In my high school, a white boy yelled “Konichiwa” at me while I was walking down the other side of the hallway. I ignored the remark. When I lived in Germany after high school, a random white guy came up to me in a club and told me that his white friend over there was the head of the Anime Club at their university. I smiled politely and turned away. When I volunteered at a German daycare, the little five-year-old white boys pulled their eyes into slits and started yelling the word China at me. I ignored them. Last summer, at 3 a.m. in New York City, when I rebuffed a drunk white man’s advances, he yelled, “Go back to your country, bitch.” I was afraid what he would do to me if I said anything back to him. I shut up and walked away quickly. I am angry that these racist issues continue to exist, and often I cannot or do not do anything about it. These are attacks on my identity, and I’m not going to be cute about it. I’m no longer going to ignore it. I am going to be angry about it.
What may be perplexing is that the organizers of East Asian Night themselves are using the term. I am a woman of color growing up in the diaspora. Most of the organizers of the event are Asians who were born and raised in Asia.
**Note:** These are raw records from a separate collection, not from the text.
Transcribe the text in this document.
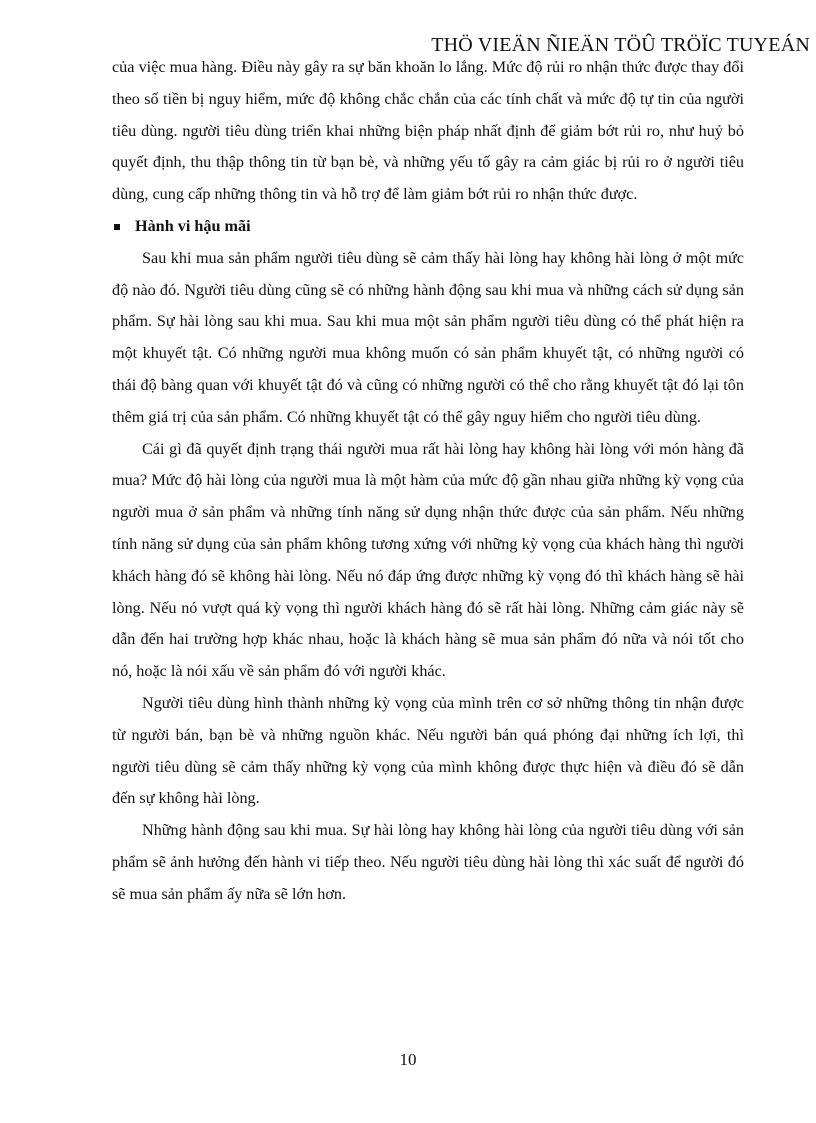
THÖ VIEÄN ÑIEÄN TÖÛ TRÖÏC TUYEÁN

của việc mua hàng. Điều này gây ra sự băn khoăn lo lắng. Mức độ rủi ro nhận thức được thay đổi theo số tiền bị nguy hiểm, mức độ không chắc chắn của các tính chất và mức độ tự tin của người tiêu dùng. người tiêu dùng triển khai những biện pháp nhất định để giảm bớt rủi ro, như huỷ bỏ quyết định, thu thập thông tin từ bạn bè, và những yếu tố gây ra cảm giác bị rủi ro ở người tiêu dùng, cung cấp những thông tin và hỗ trợ để làm giảm bớt rủi ro nhận thức được.

Hành vi hậu mãi

Sau khi mua sản phẩm người tiêu dùng sẽ cảm thấy hài lòng hay không hài lòng ở một mức độ nào đó. Người tiêu dùng cũng sẽ có những hành động sau khi mua và những cách sử dụng sản phẩm. Sự hài lòng sau khi mua. Sau khi mua một sản phẩm người tiêu dùng có thể phát hiện ra một khuyết tật. Có những người mua không muốn có sản phẩm khuyết tật, có những người có thái độ bàng quan với khuyết tật đó và cũng có những người có thể cho rằng khuyết tật đó lại tôn thêm giá trị của sản phẩm. Có những khuyết tật có thể gây nguy hiểm cho người tiêu dùng.

Cái gì đã quyết định trạng thái người mua rất hài lòng hay không hài lòng với món hàng đã mua? Mức độ hài lòng của người mua là một hàm của mức độ gần nhau giữa những kỳ vọng của người mua ở sản phẩm và những tính năng sử dụng nhận thức được của sản phẩm. Nếu những tính năng sử dụng của sản phẩm không tương xứng với những kỳ vọng của khách hàng thì người khách hàng đó sẽ không hài lòng. Nếu nó đáp ứng được những kỳ vọng đó thì khách hàng sẽ hài lòng. Nếu nó vượt quá kỳ vọng thì người khách hàng đó sẽ rất hài lòng. Những cảm giác này sẽ dẫn đến hai trường hợp khác nhau, hoặc là khách hàng sẽ mua sản phẩm đó nữa và nói tốt cho nó, hoặc là nói xấu về sản phẩm đó với người khác.

Người tiêu dùng hình thành những kỳ vọng của mình trên cơ sở những thông tin nhận được từ người bán, bạn bè và những nguồn khác. Nếu người bán quá phóng đại những ích lợi, thì người tiêu dùng sẽ cảm thấy những kỳ vọng của mình không được thực hiện và điều đó sẽ dẫn đến sự không hài lòng.

Những hành động sau khi mua. Sự hài lòng hay không hài lòng của người tiêu dùng với sản phẩm sẽ ảnh hưởng đến hành vi tiếp theo. Nếu người tiêu dùng hài lòng thì xác suất để người đó sẽ mua sản phẩm ấy nữa sẽ lớn hơn.

10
From the moment I was born, I have been a minority in a predominantly white culture and my identity has been of the Other and the Exotic, whereas many of them were born and raised in a homogenous culture. We are all different parts and facets of an Asian identity. When my fellow Chinese students at this university tell me that I’m not pure Chinese or not really Chinese, they are forgetting that in my specific experience, I have chosen to assimilate into U.S. American culture in order to avoid racist slurs and discrimination and in order to gain at least a small semblance of acceptance in a place where I was born and raised. My entire life, I have faced attacks against a Chinese identity that doesn’t even fully accept me yet. It is important for the organizers of the event and other Asians at this school to recognize the long history of the representation of Asians as submissive and docile, and how this term adds to it. My particular experience as an Asian woman in the diaspora perhaps makes me even more aware of these racist remarks and situations.
In the actual instance of the Asian Adorables in the Real AD Show, the intentions were good. The Asian members of the cast created the term and used it themselves. In many instances, groups use terms that are racist against themselves to create a humorous situation and to gain agency in their own representation. However, each time someone who is not Asian utters that terms, and each time an Asian person allows that term to be used in a racist way, they are participating in a discourse with racist undertones.
It is important that we as a community take a harder stance against racial microaggressions on campus. Everybody comes from a different experience, and I understand many people may not be aware of the issues I have brought up in the article. I want to encourage more discourse about issues that may make us feel uncomfortable and for East Asian Night to be an opportunity more than just sharing authentic food and traditions but an opportunity that allows us to break down stereotypes.
I am not cute. I am to be taken seriously. I am ambitious. I am an aggressive and angry Asian woman. I am intellectual and critical, and I am to be feared.